Data Science Contributions:

  • Created a high-quality, labeled dataset of ~4,000 images for vehicle detection in a racing context, using video from a live competition and the Roboflow platform.
  • Successfully trained and validated a YOLOv5 model for real-time vehicle detection, achieving high performance and identifying specific areas for future improvement.

Engineering Insights:

  • The Challenge of Dependency Management: A major insight was the extreme difficulty of creating a stable development environment with a complex web of version-specific dependencies (NVIDIA drivers, CUDA, OpenCV, ROS). This process proved to be a significant project bottleneck.
  • Strategic Adaptation: The project highlighted the need for agility. Faced with development hurdles, the team effectively pivoted from an initial, complex camera-LiDAR fusion goal to a more pragmatic approach prioritizing a functional LiDAR-based system and using the first competition as a data gathering opportunity.
  • Robust Control Logic: Developed a stable longitudinal velocity control algorithm based on distance and current speed, avoiding reliance on noisy relative velocity measurements which proved critical for safe following behavior.
  • State Management for Robust Maneuvers: A critical insight was the necessity of a proper state machine for executing complex, multi-stage actions like lane changes. Simple approaches like timers or flags were insufficient and led to system instability.

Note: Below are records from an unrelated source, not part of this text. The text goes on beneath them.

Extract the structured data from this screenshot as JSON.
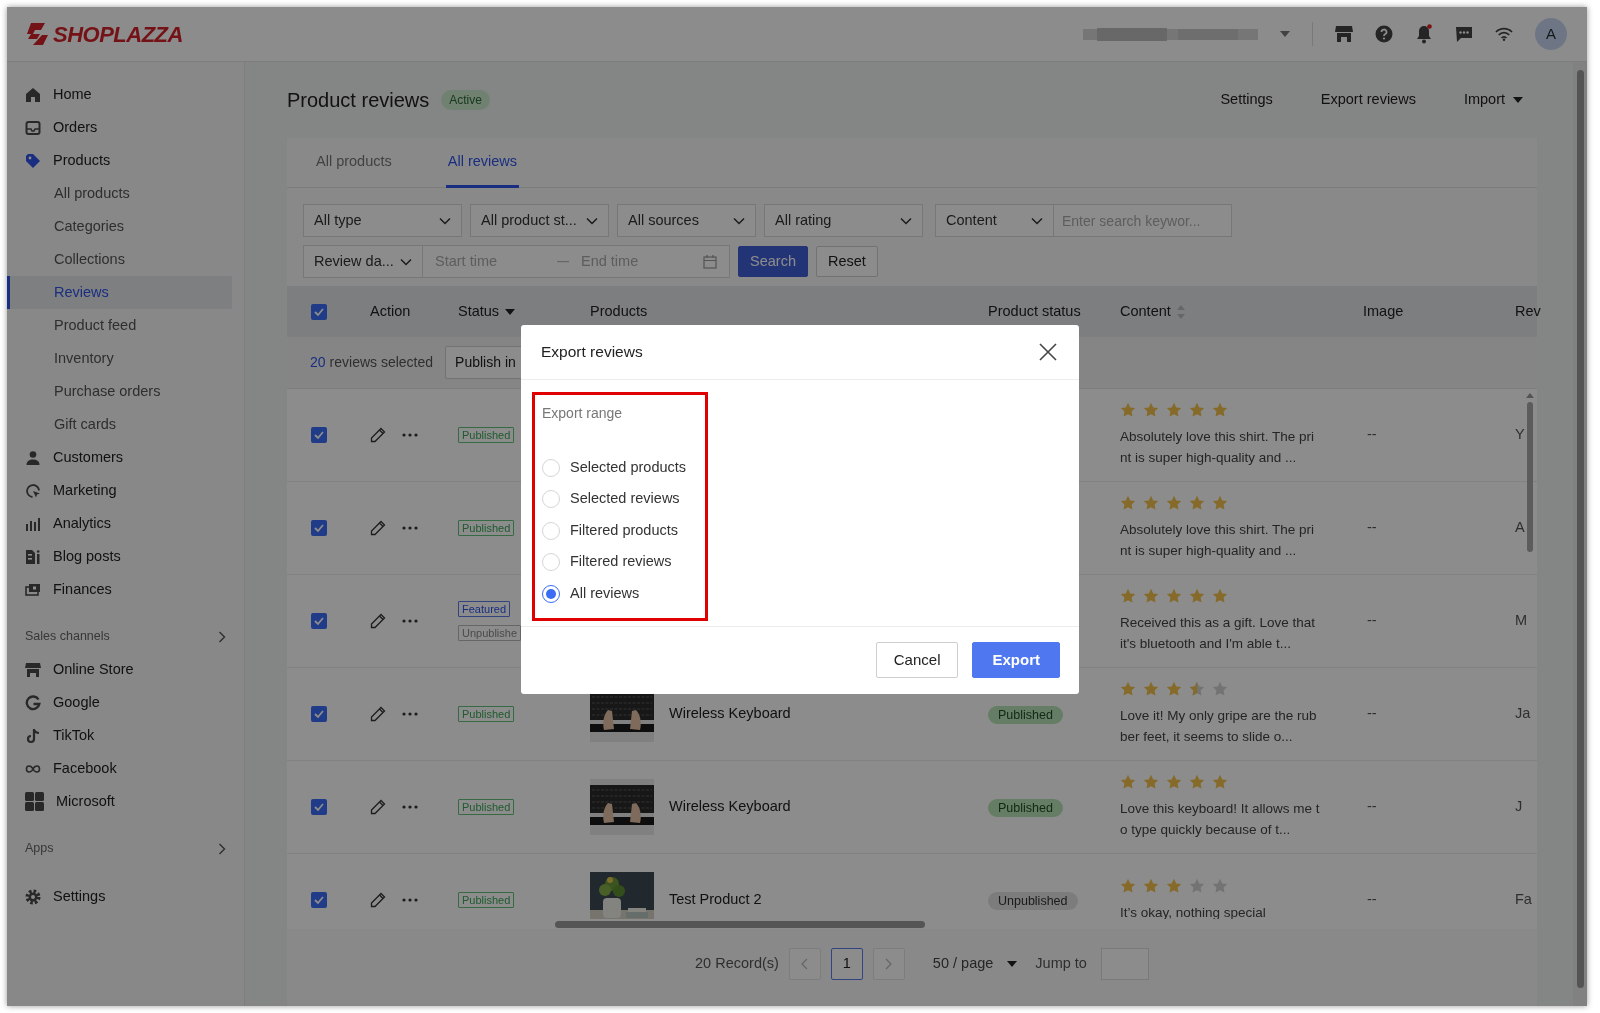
{
  "topbar": {
    "logo": "SHOPLAZZA",
    "avatar": "A"
  },
  "sidebar": {
    "groups": [
      {
        "items": [
          {
            "label": "Home",
            "active": false
          },
          {
            "label": "Orders",
            "active": false
          },
          {
            "label": "Products",
            "active": true,
            "children": [
              {
                "label": "All products",
                "selected": false
              },
              {
                "label": "Categories",
                "selected": false
              },
              {
                "label": "Collections",
                "selected": false
              },
              {
                "label": "Reviews",
                "selected": true
              },
              {
                "label": "Product feed",
                "selected": false
              },
              {
                "label": "Inventory",
                "selected": false
              },
              {
                "label": "Purchase orders",
                "selected": false
              },
              {
                "label": "Gift cards",
                "selected": false
              }
            ]
          },
          {
            "label": "Customers",
            "active": false
          },
          {
            "label": "Marketing",
            "active": false
          },
          {
            "label": "Analytics",
            "active": false
          },
          {
            "label": "Blog posts",
            "active": false
          },
          {
            "label": "Finances",
            "active": false
          }
        ]
      },
      {
        "heading": "Sales channels",
        "items": [
          {
            "label": "Online Store",
            "active": false
          },
          {
            "label": "Google",
            "active": false
          },
          {
            "label": "TikTok",
            "active": false
          },
          {
            "label": "Facebook",
            "active": false
          },
          {
            "label": "Microsoft",
            "active": false
          }
        ]
      },
      {
        "heading": "Apps"
      }
    ],
    "footer_item": {
      "label": "Settings",
      "active": false
    }
  },
  "page": {
    "title": "Product reviews",
    "badge": "Active",
    "actions": [
      {
        "label": "Settings",
        "kind": "link"
      },
      {
        "label": "Export reviews",
        "kind": "link"
      },
      {
        "label": "Import",
        "kind": "dropdown"
      }
    ]
  },
  "tabs": [
    {
      "label": "All products",
      "selected": false
    },
    {
      "label": "All reviews",
      "selected": true
    }
  ],
  "filters": {
    "selects": [
      "All type",
      "All product st...",
      "All sources",
      "All rating"
    ],
    "content_select": "Content",
    "keyword": {
      "placeholder": "Enter search keywor..."
    },
    "date_select": "Review da...",
    "start": {
      "placeholder": "Start time"
    },
    "end": {
      "placeholder": "End time"
    },
    "buttons": [
      {
        "label": "Search",
        "kind": "primary"
      },
      {
        "label": "Reset",
        "kind": "default"
      }
    ]
  },
  "table": {
    "all_checked": true,
    "columns": [
      {
        "label": "Action"
      },
      {
        "label": "Status",
        "kind": "filter"
      },
      {
        "label": "Products"
      },
      {
        "label": "Product status"
      },
      {
        "label": "Content",
        "kind": "sort"
      },
      {
        "label": "Image"
      },
      {
        "label": "Rev"
      }
    ],
    "selection": {
      "count": "20",
      "text": "reviews selected",
      "button": "Publish in"
    },
    "rows": [
      {
        "checked": true,
        "tags": [
          {
            "label": "Published",
            "kind": "published"
          }
        ],
        "stars": 5,
        "content": "Absolutely love this shirt. The print is super high-quality and ...",
        "image": "--",
        "reviewer": "Y"
      },
      {
        "checked": true,
        "tags": [
          {
            "label": "Published",
            "kind": "published"
          }
        ],
        "stars": 5,
        "content": "Absolutely love this shirt. The print is super high-quality and ...",
        "image": "--",
        "reviewer": "A"
      },
      {
        "checked": true,
        "tags": [
          {
            "label": "Featured",
            "kind": "featured"
          },
          {
            "label": "Unpublishe",
            "kind": "unpublished"
          }
        ],
        "stars": 5,
        "content": "Received this as a gift. Love that it's bluetooth and I'm able t...",
        "image": "--",
        "reviewer": "M"
      },
      {
        "checked": true,
        "tags": [
          {
            "label": "Published",
            "kind": "published"
          }
        ],
        "product": {
          "name": "Wireless Keyboard"
        },
        "product_status": {
          "label": "Published",
          "kind": "published"
        },
        "stars": 3.5,
        "content": "Love it! My only gripe are the rubber feet, it seems to slide o...",
        "image": "--",
        "reviewer": "Ja"
      },
      {
        "checked": true,
        "tags": [
          {
            "label": "Published",
            "kind": "published"
          }
        ],
        "product": {
          "name": "Wireless Keyboard"
        },
        "product_status": {
          "label": "Published",
          "kind": "published"
        },
        "stars": 5,
        "content": "Love this keyboard! It allows me to type quickly because of t...",
        "image": "--",
        "reviewer": "J"
      },
      {
        "checked": true,
        "tags": [
          {
            "label": "Published",
            "kind": "published"
          }
        ],
        "product": {
          "name": "Test Product 2"
        },
        "product_status": {
          "label": "Unpublished",
          "kind": "unpublished"
        },
        "stars": 3,
        "content": "It’s okay, nothing special",
        "image": "--",
        "reviewer": "Fa"
      }
    ]
  },
  "pagination": {
    "total": "20 Record(s)",
    "pages": [
      {
        "label": "1",
        "selected": true
      }
    ],
    "page_size": "50 / page",
    "jump_label": "Jump to"
  },
  "modal": {
    "title": "Export reviews",
    "section": "Export range",
    "highlighted": true,
    "options": [
      {
        "label": "Selected products",
        "selected": false
      },
      {
        "label": "Selected reviews",
        "selected": false
      },
      {
        "label": "Filtered products",
        "selected": false
      },
      {
        "label": "Filtered reviews",
        "selected": false
      },
      {
        "label": "All reviews",
        "selected": true
      }
    ],
    "buttons": [
      {
        "label": "Cancel",
        "kind": "default"
      },
      {
        "label": "Export",
        "kind": "primary"
      }
    ]
  }
}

Implementing a state-based logic (e.g., DEFAULT, CHANGING_LANE, COOLDOWN) was key to achieving clean, reliable maneuvers without control oscillation.

9. Conclusion & Future Work

This project successfully demonstrated the feasibility of a robust and reliable autonomous driving system for urban environments.

Technical Contributions:

  • Developed a modular architecture for autonomous racing focused on Tracking, Detection, and Avoidance.
  • Implemented a state-based lateral control algorithm for robust, stable lane change maneuvers.
  • Implemented and refined a LiDAR-based avoidance algorithm and a custom velocity control law to navigate a dynamic race environment.

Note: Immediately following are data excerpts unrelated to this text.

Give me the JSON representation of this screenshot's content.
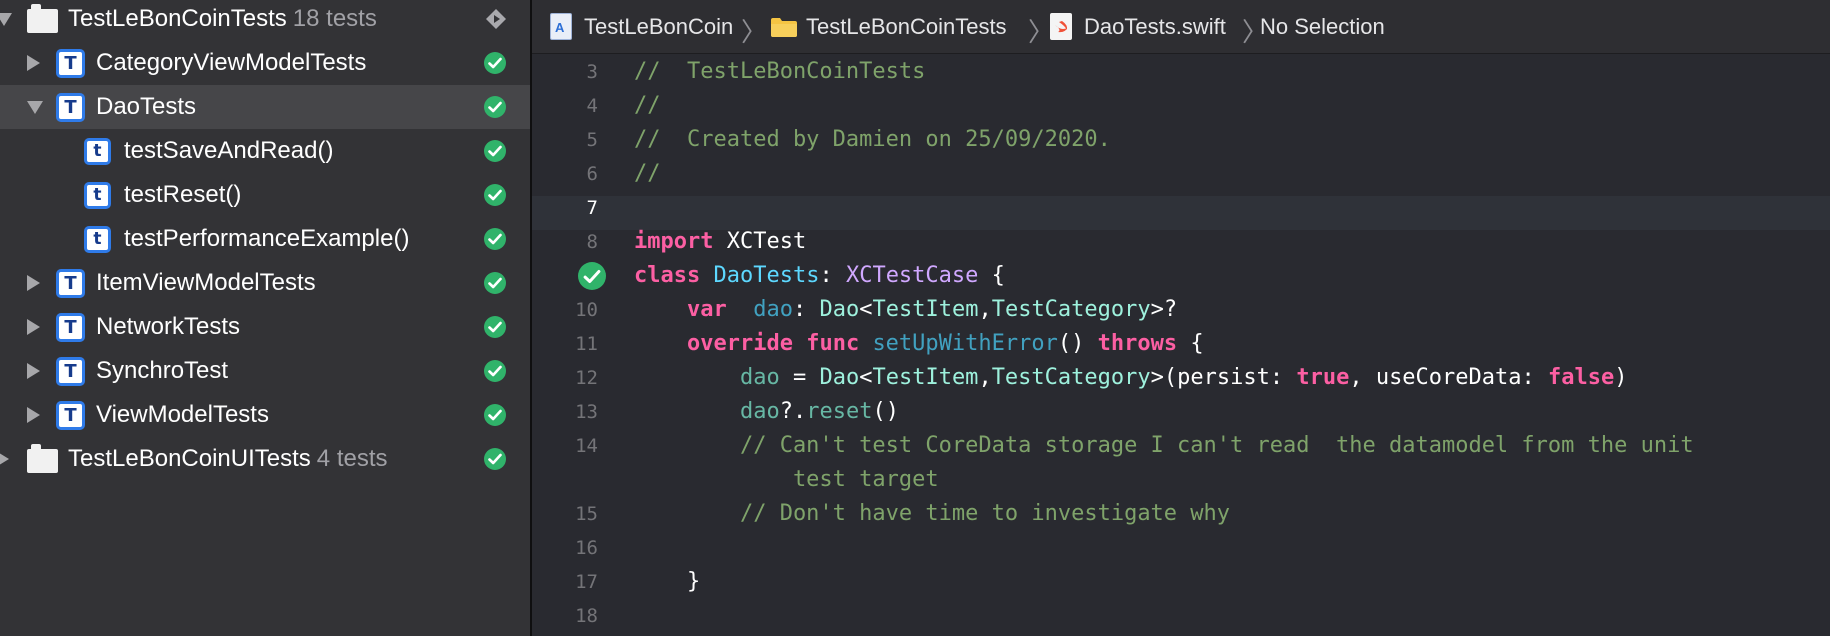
{
  "navigator": {
    "rows": [
      {
        "kind": "bundle",
        "label": "TestLeBonCoinTests",
        "count": "18 tests",
        "status": "run",
        "expanded": true
      },
      {
        "kind": "class",
        "label": "CategoryViewModelTests",
        "icon": "T",
        "status": "passed",
        "expanded": false
      },
      {
        "kind": "class",
        "label": "DaoTests",
        "icon": "T",
        "status": "passed",
        "expanded": true,
        "selected": true
      },
      {
        "kind": "method",
        "label": "testSaveAndRead()",
        "icon": "t",
        "status": "passed"
      },
      {
        "kind": "method",
        "label": "testReset()",
        "icon": "t",
        "status": "passed"
      },
      {
        "kind": "method",
        "label": "testPerformanceExample()",
        "icon": "t",
        "status": "passed"
      },
      {
        "kind": "class",
        "label": "ItemViewModelTests",
        "icon": "T",
        "status": "passed",
        "expanded": false
      },
      {
        "kind": "class",
        "label": "NetworkTests",
        "icon": "T",
        "status": "passed",
        "expanded": false
      },
      {
        "kind": "class",
        "label": "SynchroTest",
        "icon": "T",
        "status": "passed",
        "expanded": false
      },
      {
        "kind": "class",
        "label": "ViewModelTests",
        "icon": "T",
        "status": "passed",
        "expanded": false
      },
      {
        "kind": "bundle",
        "label": "TestLeBonCoinUITests",
        "count": "4 tests",
        "status": "passed",
        "expanded": false
      }
    ]
  },
  "jumpbar": {
    "project": "TestLeBonCoin",
    "folder": "TestLeBonCoinTests",
    "file": "DaoTests.swift",
    "selection": "No Selection"
  },
  "editor": {
    "current_line": "7",
    "lines": [
      {
        "n": "3",
        "segs": [
          {
            "t": "//  TestLeBonCoinTests",
            "c": "comment"
          }
        ]
      },
      {
        "n": "4",
        "segs": [
          {
            "t": "//",
            "c": "comment"
          }
        ]
      },
      {
        "n": "5",
        "segs": [
          {
            "t": "//  Created by Damien on 25/09/2020.",
            "c": "comment"
          }
        ]
      },
      {
        "n": "6",
        "segs": [
          {
            "t": "//",
            "c": "comment"
          }
        ]
      },
      {
        "n": "7",
        "segs": []
      },
      {
        "n": "8",
        "segs": [
          {
            "t": "import",
            "c": "kw"
          },
          {
            "t": " XCTest",
            "c": "plain"
          }
        ]
      },
      {
        "n": "",
        "pass": true,
        "segs": [
          {
            "t": "class",
            "c": "kw"
          },
          {
            "t": " ",
            "c": "plain"
          },
          {
            "t": "DaoTests",
            "c": "decl"
          },
          {
            "t": ": ",
            "c": "plain"
          },
          {
            "t": "XCTestCase",
            "c": "type"
          },
          {
            "t": " {",
            "c": "plain"
          }
        ]
      },
      {
        "n": "10",
        "segs": [
          {
            "t": "    ",
            "c": "plain"
          },
          {
            "t": "var",
            "c": "kw"
          },
          {
            "t": "  ",
            "c": "plain"
          },
          {
            "t": "dao",
            "c": "dim"
          },
          {
            "t": ": ",
            "c": "plain"
          },
          {
            "t": "Dao",
            "c": "proj"
          },
          {
            "t": "<",
            "c": "plain"
          },
          {
            "t": "TestItem",
            "c": "proj"
          },
          {
            "t": ",",
            "c": "plain"
          },
          {
            "t": "TestCategory",
            "c": "proj"
          },
          {
            "t": ">?",
            "c": "plain"
          }
        ]
      },
      {
        "n": "11",
        "segs": [
          {
            "t": "    ",
            "c": "plain"
          },
          {
            "t": "override",
            "c": "kw"
          },
          {
            "t": " ",
            "c": "plain"
          },
          {
            "t": "func",
            "c": "kw"
          },
          {
            "t": " ",
            "c": "plain"
          },
          {
            "t": "setUpWithError",
            "c": "dim"
          },
          {
            "t": "() ",
            "c": "plain"
          },
          {
            "t": "throws",
            "c": "kw"
          },
          {
            "t": " {",
            "c": "plain"
          }
        ]
      },
      {
        "n": "12",
        "segs": [
          {
            "t": "        ",
            "c": "plain"
          },
          {
            "t": "dao",
            "c": "call"
          },
          {
            "t": " = ",
            "c": "plain"
          },
          {
            "t": "Dao",
            "c": "proj"
          },
          {
            "t": "<",
            "c": "plain"
          },
          {
            "t": "TestItem",
            "c": "proj"
          },
          {
            "t": ",",
            "c": "plain"
          },
          {
            "t": "TestCategory",
            "c": "proj"
          },
          {
            "t": ">(persist: ",
            "c": "plain"
          },
          {
            "t": "true",
            "c": "kw"
          },
          {
            "t": ", useCoreData: ",
            "c": "plain"
          },
          {
            "t": "false",
            "c": "kw"
          },
          {
            "t": ")",
            "c": "plain"
          }
        ]
      },
      {
        "n": "13",
        "segs": [
          {
            "t": "        ",
            "c": "plain"
          },
          {
            "t": "dao",
            "c": "call"
          },
          {
            "t": "?.",
            "c": "plain"
          },
          {
            "t": "reset",
            "c": "call"
          },
          {
            "t": "()",
            "c": "plain"
          }
        ]
      },
      {
        "n": "14",
        "segs": [
          {
            "t": "        // Can't test CoreData storage I can't read  the datamodel from the unit",
            "c": "comment"
          }
        ]
      },
      {
        "n": "",
        "segs": [
          {
            "t": "            test target",
            "c": "comment"
          }
        ]
      },
      {
        "n": "15",
        "segs": [
          {
            "t": "        // Don't have time to investigate why",
            "c": "comment"
          }
        ]
      },
      {
        "n": "16",
        "segs": []
      },
      {
        "n": "17",
        "segs": [
          {
            "t": "    }",
            "c": "plain"
          }
        ]
      },
      {
        "n": "18",
        "segs": []
      }
    ]
  }
}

Potential next steps include:

  • Improving the decision-making latency for avoidance maneuvers to enable smoother, higher-speed lane changes.
  • Enriching the training dataset with more examples of overlapping and close-proximity vehicles to improve detection robustness.
  • Implementing an active learning loop to automatically flag challenging or underrepresented scenarios from new driving data for labeling, allowing us to systematically improve the perception model’s robustness over time.
  • Refining the state transition conditions, potentially incorporating sensor fusion data for more robust triggers.